As he gained a foothold in the theatre circuit, he continued to experiment with drugs and was a functioning alcoholic to all intents and purposes.
Women were also a major drug of choice ("I'm fascinated by them. Totally fascinated. And fascinated by myself in relation to them"), one that became increasingly available as his roles on stage and screen rose in prominence.
Variously, Nolte lashed himself to open marriages, incendiary party girls, on-set romances with leading ladies and passion-laced brushes with the likes of Jacqueline Bisset and his The Prince of Tides foil Barbra Streisand.
Rebel is punctuated by thoughts Nolte has about the projects he was taking on at the time and how usually there was some parallel or harmonisation between the character and his personal circumstances.

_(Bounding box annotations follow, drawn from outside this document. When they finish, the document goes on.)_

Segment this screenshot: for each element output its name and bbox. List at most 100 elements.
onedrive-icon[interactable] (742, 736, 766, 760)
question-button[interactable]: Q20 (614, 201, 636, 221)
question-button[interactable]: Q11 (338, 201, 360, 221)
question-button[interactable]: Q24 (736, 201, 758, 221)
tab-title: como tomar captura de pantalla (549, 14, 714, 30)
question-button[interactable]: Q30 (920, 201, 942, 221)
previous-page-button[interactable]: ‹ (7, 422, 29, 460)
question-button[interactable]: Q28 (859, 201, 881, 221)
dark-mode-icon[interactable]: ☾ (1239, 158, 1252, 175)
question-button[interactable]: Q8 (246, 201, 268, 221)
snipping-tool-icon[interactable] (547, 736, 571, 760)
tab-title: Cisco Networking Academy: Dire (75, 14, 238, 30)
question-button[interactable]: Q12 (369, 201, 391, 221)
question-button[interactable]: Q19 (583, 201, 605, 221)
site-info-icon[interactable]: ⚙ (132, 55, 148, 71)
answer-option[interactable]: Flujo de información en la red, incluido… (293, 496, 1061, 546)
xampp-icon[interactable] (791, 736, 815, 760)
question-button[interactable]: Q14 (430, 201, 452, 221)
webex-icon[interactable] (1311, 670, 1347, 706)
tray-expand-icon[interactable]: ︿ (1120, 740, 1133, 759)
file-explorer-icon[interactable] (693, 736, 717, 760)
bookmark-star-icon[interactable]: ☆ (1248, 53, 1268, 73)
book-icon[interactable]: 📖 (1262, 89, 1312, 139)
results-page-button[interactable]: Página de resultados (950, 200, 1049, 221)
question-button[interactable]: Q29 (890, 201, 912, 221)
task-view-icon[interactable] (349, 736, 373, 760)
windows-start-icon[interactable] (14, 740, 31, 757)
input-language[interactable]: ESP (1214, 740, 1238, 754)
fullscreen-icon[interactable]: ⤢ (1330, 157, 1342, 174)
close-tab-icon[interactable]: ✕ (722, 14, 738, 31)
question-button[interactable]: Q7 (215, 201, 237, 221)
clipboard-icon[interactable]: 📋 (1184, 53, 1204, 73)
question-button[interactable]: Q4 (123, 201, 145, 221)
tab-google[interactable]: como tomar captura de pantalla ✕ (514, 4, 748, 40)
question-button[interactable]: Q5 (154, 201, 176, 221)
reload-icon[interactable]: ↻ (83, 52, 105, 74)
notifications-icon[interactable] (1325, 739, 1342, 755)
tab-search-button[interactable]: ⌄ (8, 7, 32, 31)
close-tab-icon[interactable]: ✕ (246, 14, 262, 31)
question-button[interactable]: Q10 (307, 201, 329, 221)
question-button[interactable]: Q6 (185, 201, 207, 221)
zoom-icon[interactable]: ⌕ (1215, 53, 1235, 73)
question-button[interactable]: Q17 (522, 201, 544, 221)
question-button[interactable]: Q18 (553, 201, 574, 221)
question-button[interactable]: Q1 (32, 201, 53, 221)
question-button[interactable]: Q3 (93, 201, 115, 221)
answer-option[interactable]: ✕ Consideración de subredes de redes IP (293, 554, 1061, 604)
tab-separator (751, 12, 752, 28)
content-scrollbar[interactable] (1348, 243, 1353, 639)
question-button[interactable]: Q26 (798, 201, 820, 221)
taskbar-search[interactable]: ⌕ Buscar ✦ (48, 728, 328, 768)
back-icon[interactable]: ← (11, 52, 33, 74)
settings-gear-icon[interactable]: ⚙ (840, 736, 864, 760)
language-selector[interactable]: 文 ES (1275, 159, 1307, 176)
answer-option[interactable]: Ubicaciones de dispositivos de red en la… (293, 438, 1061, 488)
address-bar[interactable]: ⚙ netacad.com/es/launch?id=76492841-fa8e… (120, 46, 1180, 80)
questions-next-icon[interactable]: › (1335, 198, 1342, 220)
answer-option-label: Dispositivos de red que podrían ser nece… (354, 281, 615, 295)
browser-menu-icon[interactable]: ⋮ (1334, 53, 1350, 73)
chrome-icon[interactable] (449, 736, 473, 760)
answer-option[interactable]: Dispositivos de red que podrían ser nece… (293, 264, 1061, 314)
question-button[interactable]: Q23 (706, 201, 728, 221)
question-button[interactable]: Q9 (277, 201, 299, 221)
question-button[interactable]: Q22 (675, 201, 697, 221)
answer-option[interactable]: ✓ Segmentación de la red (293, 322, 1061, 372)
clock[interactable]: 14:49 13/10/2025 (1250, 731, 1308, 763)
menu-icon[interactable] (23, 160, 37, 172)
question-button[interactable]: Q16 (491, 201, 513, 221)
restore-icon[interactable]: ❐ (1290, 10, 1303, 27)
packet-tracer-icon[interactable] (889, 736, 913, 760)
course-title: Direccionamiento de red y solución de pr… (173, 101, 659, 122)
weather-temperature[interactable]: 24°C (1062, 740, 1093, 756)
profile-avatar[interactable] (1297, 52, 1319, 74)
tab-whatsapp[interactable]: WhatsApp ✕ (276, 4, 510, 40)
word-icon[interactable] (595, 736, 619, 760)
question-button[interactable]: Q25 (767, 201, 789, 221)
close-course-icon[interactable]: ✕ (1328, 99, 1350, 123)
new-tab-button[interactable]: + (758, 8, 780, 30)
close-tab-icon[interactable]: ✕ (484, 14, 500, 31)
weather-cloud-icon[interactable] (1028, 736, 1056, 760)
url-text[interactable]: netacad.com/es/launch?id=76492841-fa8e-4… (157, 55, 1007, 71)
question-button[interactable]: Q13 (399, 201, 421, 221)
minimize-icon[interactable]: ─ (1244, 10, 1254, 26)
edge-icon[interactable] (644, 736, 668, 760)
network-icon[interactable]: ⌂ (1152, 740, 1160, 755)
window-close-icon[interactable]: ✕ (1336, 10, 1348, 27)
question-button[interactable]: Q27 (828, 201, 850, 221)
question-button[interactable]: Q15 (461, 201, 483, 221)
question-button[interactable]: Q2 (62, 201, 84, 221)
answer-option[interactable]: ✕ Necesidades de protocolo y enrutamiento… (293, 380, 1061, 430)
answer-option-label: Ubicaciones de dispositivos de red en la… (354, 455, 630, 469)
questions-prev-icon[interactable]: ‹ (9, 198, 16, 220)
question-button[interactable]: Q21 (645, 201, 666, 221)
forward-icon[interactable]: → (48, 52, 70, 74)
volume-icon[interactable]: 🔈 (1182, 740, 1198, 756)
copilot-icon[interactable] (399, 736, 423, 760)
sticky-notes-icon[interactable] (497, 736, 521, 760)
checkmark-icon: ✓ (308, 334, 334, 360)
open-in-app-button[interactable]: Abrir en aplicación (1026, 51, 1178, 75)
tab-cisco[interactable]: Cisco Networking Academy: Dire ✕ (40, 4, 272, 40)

Continually there is a feeling that the trail of Lear jets, beautiful women, critical acclaim and piles of drugs will derail at any moment into another divorce, another stymied film project or another depression-fuelled bender.
Even when free of booze, blow and broads, Nolte found new crutches in prescribed medical wonder drugs which would lead to his 2002 conviction for "driving under the influence" and that dishevelled mugshot.
By the end, as the 77-year-old contemplates his curtain call, the tone is more one of grizzled acceptance than regret. He is also light on the score-settling that such memoirs often turn into. And just as we come to feel we've finally got to know Nolte after all these years, a mischievous postscript clouds the picture.
He'll keep us guessing a little longer.